Sasoon Arina, Nikkhahi Farhad, Javadi Amir, Sabzi Samira, Deilamani Mohadeseh Ostovari, Kiaheyrati Niloofar, Karampour Amin, Peymani Amir, Fardsanei Fatemeh
Medical Microbiology Research Center, Qazvin University of Medical Sciences, Qazvin, Iran.
Student Research Committee, Qazvin University of Medical Sciences, Qazvin, Iran.
Vet Med Sci. 2025 Sep;11(5):e70510. doi: 10.1002/vms3.70510.
Escherichia coli affects human health through intestinal and extraintestinal infections. Avian pathogenic E. coli (APEC) contributes to colibacillosis in poultry and can develop public health risks. Antibiotic resistance and biofilm-producer strains are challenges in infection control options.
This study aimed to characterize phenotypic and genotypic antibiotic resistance profiles as well as biofilm formation assay in E. coli isolates from clinical and poultry samples.

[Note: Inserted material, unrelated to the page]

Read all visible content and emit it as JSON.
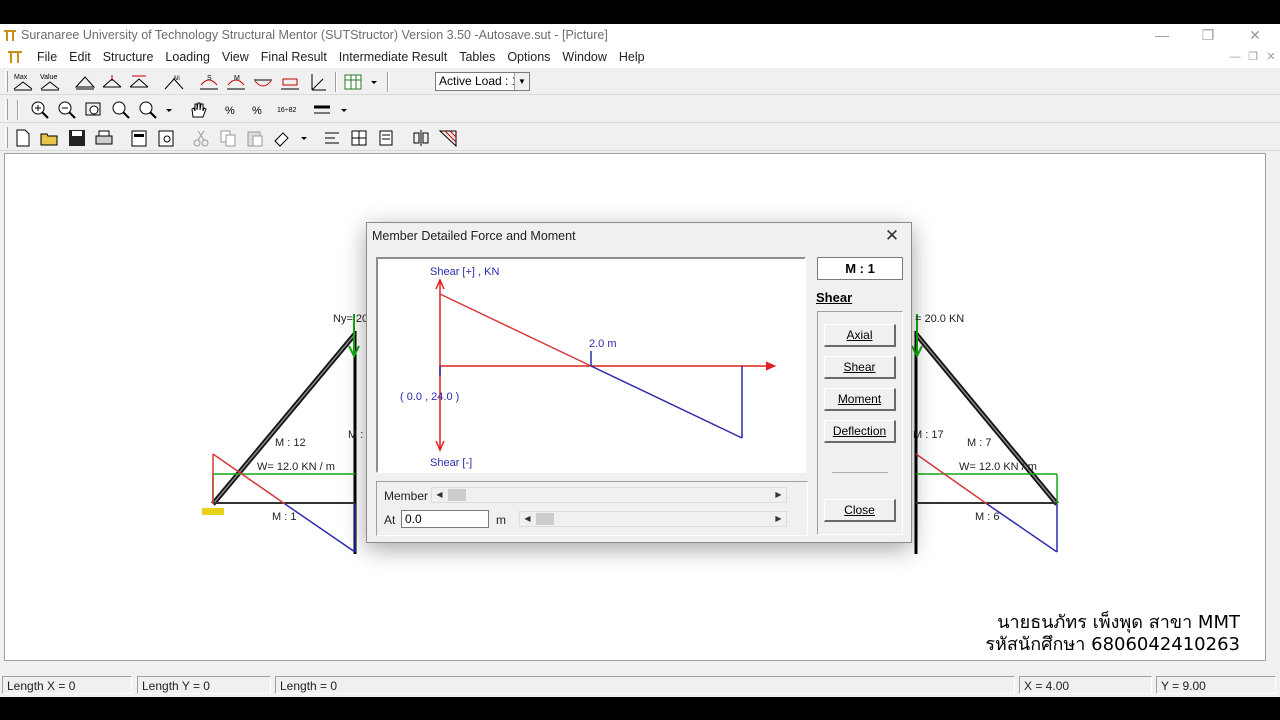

In the study, 42 E. coli isolates were collected and confirmed from clinical and poultry sources. The isolates were evaluated for pathotypes using polymerase chain reaction (PCR). Antibiotic resistance was evaluated using the disk diffusion technique and minimum inhibitory concentration (MIC) tests. PCR was utilized to identify antimicrobial resistance genes associated with fluoroquinolones, sulphonamides, tetracyclines and beta-lactams. Biofilm formation was evaluated using a 96-well microtiter plate.

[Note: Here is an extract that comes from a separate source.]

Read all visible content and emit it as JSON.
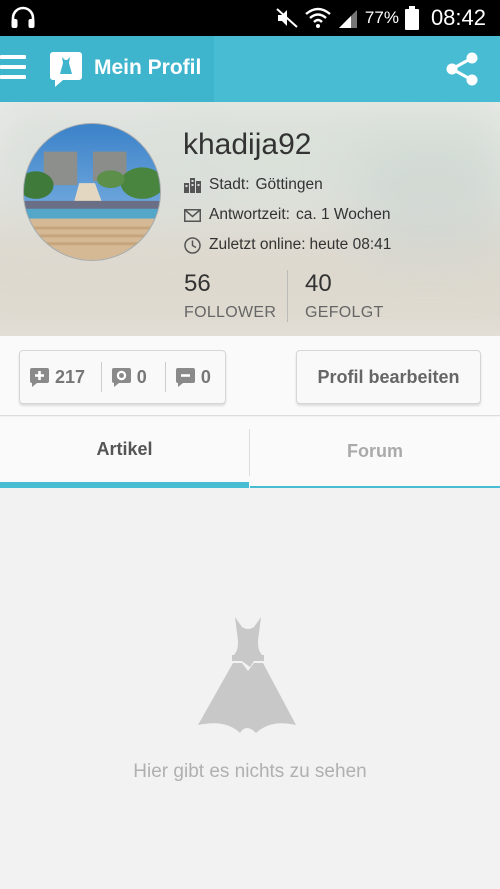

Three clinical isolates, including enteropathogenic E. coli (EPEC), enteroaggregative E. coli (EAEC) and enterotoxigenic E. coli (ETEC), were identified as pathogenic strains. The highest rates of resistance were recorded against tylosin (100%), neomycin (92.85%), tetracycline (85.7%), ampicillin (73.8%), doxycycline (71.4%), ciprofloxacin (64.28%), trimethoprim/sulfamethoxazole (64.28%) and enrofloxacin (57.1%). The most prevalent resistance genes detected as blaTEM and gyrA/B (97.6% and 76.1%, respectively). The overall prevalence of blaCTX, sul1, sul2, tetA and tetB genes were 21.4%, 45.2%, 11.9%, 33.3% and 7.1%, respectively. The qnrB, qnrB4 and qnrS genes were absent in the clinical samples, whereas present in poultry isolates. All isolates were biofilm producers, and 96.4% of poultry isolates had strong biofilm formation capacity.
The alarming levels of resistance genes and biofilm formation of isolates in the present study emphasize the need for antibiotic management practices and further research on resistance transmission dynamics in the food industry.
大肠杆菌通过肠道和肠道外感染影响人类健康。禽致病性大肠杆菌(APEC)会导致家禽发生大肠杆菌病,并可能引发公共卫生风险。抗生素耐药性和生物膜产生菌是感染控制方面的挑战。
本研究旨在对临床和家禽样本中分离出的大肠杆菌的表型和基因型抗生素耐药谱以及生物膜形成情况进行表征。
在本研究中,从临床和家禽来源收集并确认了42株大肠杆菌分离株。使用聚合酶链反应(PCR)对分离株的致病型进行评估。采用纸片扩散法和最低抑菌浓度(MIC)试验评估抗生素耐药性。利用PCR鉴定与氟喹诺酮类、磺胺类、四环素类和β-内酰胺类相关的抗菌耐药基因。使用96孔微量滴定板评估生物膜形成情况。
鉴定出三株临床分离株,包括肠致病性大肠杆菌(EPEC)、肠聚集性大肠杆菌(EAEC)和产肠毒素大肠杆菌(ETEC)为致病菌株。对泰乐菌素(100%)、新霉素(92.85%)、四环素(85.7%)、氨苄西林(73.8%)、强力霉素(71.4%)、环丙沙星(64.28%)、甲氧苄啶/磺胺甲恶唑(64.28%)和恩诺沙星(57.1%)的耐药率最高。检测到的最普遍的耐药基因是blaTEM和gyrA/B(分别为97.6%和76.1%)。blaCTX、sul1、sul2、tetA和tetB基因的总体流行率分别为21.4%、45.2%、11.9%、33.3%和7.1%。临床样本中未检测到qnrB、qnrB4和qnrS基因,而在家禽分离株中存在。所有分离株均为生物膜产生菌,96.4%的家禽分离株具有很强的生物膜形成能力。
本研究中分离株的耐药基因水平和生物膜形成情况令人担忧,这凸显了抗生素管理措施的必要性以及对食品行业耐药性传播动态进行进一步研究的重要性。